There is no option for all of the above. Now, Fall, Autumn, whatever you call it, is three months long. It is not unreasonable to think that someone could make all of the above, more than once, during the season. This is the Food Network, after all. People who are on their site are interested in food and likely to cook. Why must I pick just one item? I make different forms of macaroni and cheese things every couple months. Just a few weeks ago, when I had some greens from my CSA, I did a version that had the greens in it. Casseroles? Super easy, quick meal. And roasted root vegetable? That is a good side for many meals. I just don't understand how a channel dedicated to food can think their audience will only make one of these items this season. Are their viewers only eating once every three months? In the 90 days of the season, even if someone doesn't cook all the time, they are going to have to cook a few times. I don't know...it just seems an odd question to me.

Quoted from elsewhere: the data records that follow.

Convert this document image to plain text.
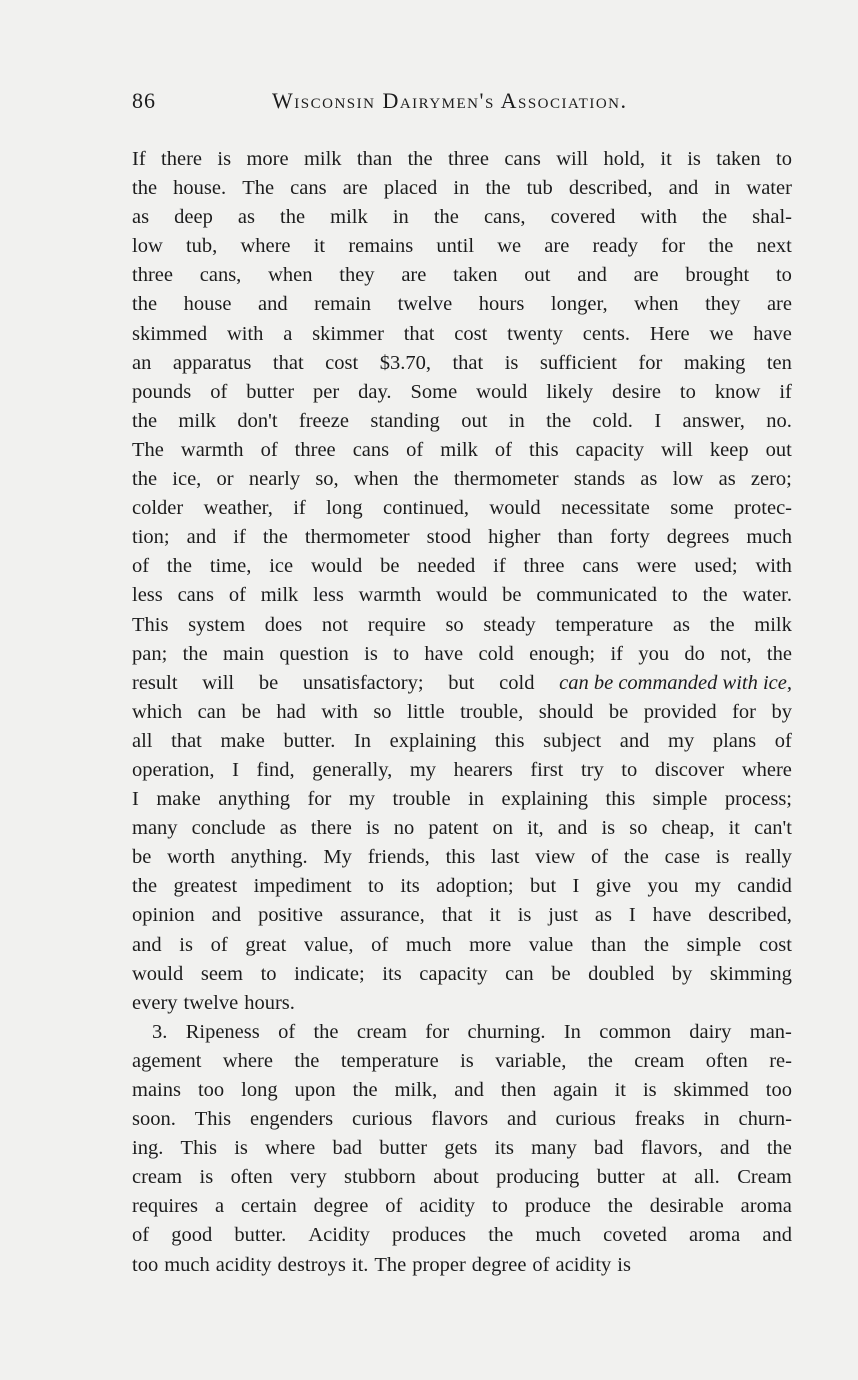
86	Wisconsin Dairymen's Association.
If there is more milk than the three cans will hold, it is taken to
the house. The cans are placed in the tub described, and in water
as deep as the milk in the cans, covered with the shal-
low tub, where it remains until we are ready for the next
three cans, when they are taken out and are brought to
the house and remain twelve hours longer, when they are
skimmed with a skimmer that cost twenty cents. Here we have
an apparatus that cost $3.70, that is sufficient for making ten
pounds of butter per day. Some would likely desire to know if
the milk don't freeze standing out in the cold. I answer, no.
The warmth of three cans of milk of this capacity will keep out
the ice, or nearly so, when the thermometer stands as low as zero;
colder weather, if long continued, would necessitate some protec-
tion; and if the thermometer stood higher than forty degrees much
of the time, ice would be needed if three cans were used; with
less cans of milk less warmth would be communicated to the water.
This system does not require so steady temperature as the milk
pan; the main question is to have cold enough; if you do not, the
result will be unsatisfactory; but cold can be commanded with ice,
which can be had with so little trouble, should be provided for by
all that make butter. In explaining this subject and my plans of
operation, I find, generally, my hearers first try to discover where
I make anything for my trouble in explaining this simple process;
many conclude as there is no patent on it, and is so cheap, it can't
be worth anything. My friends, this last view of the case is really
the greatest impediment to its adoption; but I give you my candid
opinion and positive assurance, that it is just as I have described,
and is of great value, of much more value than the simple cost
would seem to indicate; its capacity can be doubled by skimming
every twelve hours.
3. Ripeness of the cream for churning. In common dairy man-
agement where the temperature is variable, the cream often re-
mains too long upon the milk, and then again it is skimmed too
soon. This engenders curious flavors and curious freaks in churn-
ing. This is where bad butter gets its many bad flavors, and the
cream is often very stubborn about producing butter at all. Cream
requires a certain degree of acidity to produce the desirable aroma
of good butter. Acidity produces the much coveted aroma and
too much acidity destroys it. The proper degree of acidity is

Thursday, September 20, 2007

Busy, Busy

OK, really, I had planned on posting those pictures of the cake...way before now. Sadly, they will never get posted. My hard drive crashed. It was in the midst of dying and I replaced it but wasn't able to get everything off of it. I lost all my email, some MP3s, and the folder I had all my food pictures in. *sigh* I know I need to back up information and, while none of it is critical, it's sad and annoying to lose the information. Such is my week though. In the past week the timeclokc at work stopped working so, being that I do the payroll, I had to replace that. The first clock they sent didn't work right either. Neither did the new new clock. We finally figured out that all the templates from ADP they were trying to send to the clock must be corrupted so the HR rep and I have been working to re-enroll 130 people in the clock. One day last week our entire system at work was down for 4 hours, my tire on my car started leaking so I took it to be fixed. It turns out, the rim is cracked so I have to replace that. Now my hard drive died. I think I am jinxed. I am afraid to touch anything electronic for fear it will stop working.

Monday, July 30, 2007

I will post...I promise

I am planning on posting this week. I just made my parents a chocolate cake for their anniversary so I will post pictures later.